There are several important considerations to review when determining if you should refinance. These include your current mortgage interest rate, credit score, lender and loan amount. It’s also critical to factor in closing costs, which include credit fees, appraisal fees, points (fees paid to a lender at closing for a lower interest rate), insurance and taxes, escrow and title fees and lender fees.
While every person’s situation is unique, here are five questions to answer to determine if you should refinance:
1. What is your goal?
For example, are you interested in changing the terms of your mortgage to pay off the balance more quickly or do you want to take out equity for home improvements? It may or may not make sense to refinance your mortgage depending on your goal. The savings from refinancing should be enough to recover the closing costs within 18 months to justify refinancing your mortgage. Planning to pay off credit card debt with equity from your home also may make financial sense. However, if you continue to have a substantial balance every month, then I would advise against using a home line of credit or mortgage refinancing to pay off your credit card debt. Knowing your behavior and working with advisor who keeps this in mind when establishing your goals is important.
2. How do I evaluate the cost?
The most important consideration when evaluating cost saving is the interest rate you are paying on the current loan versus the new mortgage. The cost of borrowing is impacted by many factors, including your FICO score, which looks at the history of when you received credit, the amount of credit you have outstanding, how much of that credit have you used and whether or not you have paid that credit back on time. This is the score lenders use to determine your creditworthiness. If your FICO score has decreased, then you may not be able to take advantage of prevailing lower rates and could receive a higher rate than what you currently have.
Unfortunately, it can be expensive to refinance, but you can make a more informed decision by simply asking your lender to run a break-even analysis to better understand how long it will take for the monthly savings to recover the costs to refinance. Do not forget to negotiate refinance costs. You may be able to have the mortgage company waive the appraisal fee or other miscellaneous expenses, which could reduce the benefit of refinancing.
3. Is a life-changing event anticipated?
Next, consider if the break-even point will occur during the time you expect to be living in your home. It is unlikely to be worth the cost to refinance if you’re planning to move before getting to your break-even point. According to the data collected from a 2018 US Census questionnaire, the top five reasons why Americans move are: 1.) they want a new or better home/apartment; 2.) they want to own their home; 3.) other family reason; 4.) new job or job transfer; and 5.) they want less expensive housing.

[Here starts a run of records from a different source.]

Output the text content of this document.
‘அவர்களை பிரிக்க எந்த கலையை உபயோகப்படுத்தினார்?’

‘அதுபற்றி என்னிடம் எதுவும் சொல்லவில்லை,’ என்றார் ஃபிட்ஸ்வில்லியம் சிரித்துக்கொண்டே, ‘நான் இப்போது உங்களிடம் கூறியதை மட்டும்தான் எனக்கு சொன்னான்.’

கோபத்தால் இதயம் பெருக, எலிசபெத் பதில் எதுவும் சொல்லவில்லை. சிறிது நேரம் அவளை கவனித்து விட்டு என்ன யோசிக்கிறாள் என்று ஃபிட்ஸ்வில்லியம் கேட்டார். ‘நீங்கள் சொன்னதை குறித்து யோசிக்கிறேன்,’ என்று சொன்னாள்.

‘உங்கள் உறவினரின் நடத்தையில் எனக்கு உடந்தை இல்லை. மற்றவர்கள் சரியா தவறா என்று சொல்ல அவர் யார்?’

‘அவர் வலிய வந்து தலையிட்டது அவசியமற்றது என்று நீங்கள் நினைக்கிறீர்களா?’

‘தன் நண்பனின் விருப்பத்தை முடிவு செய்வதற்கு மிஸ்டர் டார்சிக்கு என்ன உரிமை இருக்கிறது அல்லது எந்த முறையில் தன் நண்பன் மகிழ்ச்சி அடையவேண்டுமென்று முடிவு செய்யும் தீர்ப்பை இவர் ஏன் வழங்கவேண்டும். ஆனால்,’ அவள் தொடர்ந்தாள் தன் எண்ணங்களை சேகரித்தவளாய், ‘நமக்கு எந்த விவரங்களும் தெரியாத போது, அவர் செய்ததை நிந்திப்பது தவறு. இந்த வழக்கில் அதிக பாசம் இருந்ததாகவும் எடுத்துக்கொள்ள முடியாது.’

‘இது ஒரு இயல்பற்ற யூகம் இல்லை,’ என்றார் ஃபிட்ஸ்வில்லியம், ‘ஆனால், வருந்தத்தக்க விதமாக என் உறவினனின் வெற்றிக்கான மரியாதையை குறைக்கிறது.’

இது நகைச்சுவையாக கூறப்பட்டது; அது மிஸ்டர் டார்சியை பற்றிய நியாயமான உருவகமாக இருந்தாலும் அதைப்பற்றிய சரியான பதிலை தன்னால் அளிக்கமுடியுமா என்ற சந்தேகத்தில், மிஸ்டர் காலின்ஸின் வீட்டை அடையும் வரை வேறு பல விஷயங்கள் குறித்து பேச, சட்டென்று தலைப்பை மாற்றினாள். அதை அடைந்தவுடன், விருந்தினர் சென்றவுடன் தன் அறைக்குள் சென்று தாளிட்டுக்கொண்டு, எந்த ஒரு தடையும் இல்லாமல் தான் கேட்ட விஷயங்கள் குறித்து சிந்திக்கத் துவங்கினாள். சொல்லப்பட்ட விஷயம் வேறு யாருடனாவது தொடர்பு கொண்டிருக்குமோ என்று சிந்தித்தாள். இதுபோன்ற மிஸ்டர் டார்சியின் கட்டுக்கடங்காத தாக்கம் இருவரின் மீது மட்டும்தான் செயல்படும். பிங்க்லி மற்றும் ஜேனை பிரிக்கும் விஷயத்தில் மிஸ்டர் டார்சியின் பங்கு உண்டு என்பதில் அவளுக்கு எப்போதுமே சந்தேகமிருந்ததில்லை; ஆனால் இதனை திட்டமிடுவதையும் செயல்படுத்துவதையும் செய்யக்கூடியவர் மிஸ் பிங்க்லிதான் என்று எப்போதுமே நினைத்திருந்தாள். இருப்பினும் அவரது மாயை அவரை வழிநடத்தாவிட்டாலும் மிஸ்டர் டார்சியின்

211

4. How are the mortgage terms changing?
Are your rates fixed versus a variable rate? A variable rate introduces an element of the unknown if interest rates go up at a time when your financial picture may have changed and you may no longer afford your mortgage payment. Rather than refinance your mortgage, one option may be to simply shorten the number of repayment years. You may also be able to save the cost of refinancing by setting up bi-monthly payments with the mortgage company.
5. How many years remain on the unpaid balance?
Under current tax law, with the increase in the standard deduction advisors may encourage their clients to pay down their mortgage. However, if the terms of your mortgage are considered long-term (10 years or more), tax law reform that is ending in 2025 – which provided us with a much lower tax rate – could change, which may negatively affect the refinancing decision. Tax laws change and it has a direct impact to the cost/benefit of refinancing your mortgage.
There are many variables that must be considered, and every situation will depend on your individual set of circumstances. But if you work with a financial advisor and answer these questions, you’ll be in a much better position to make the right decision.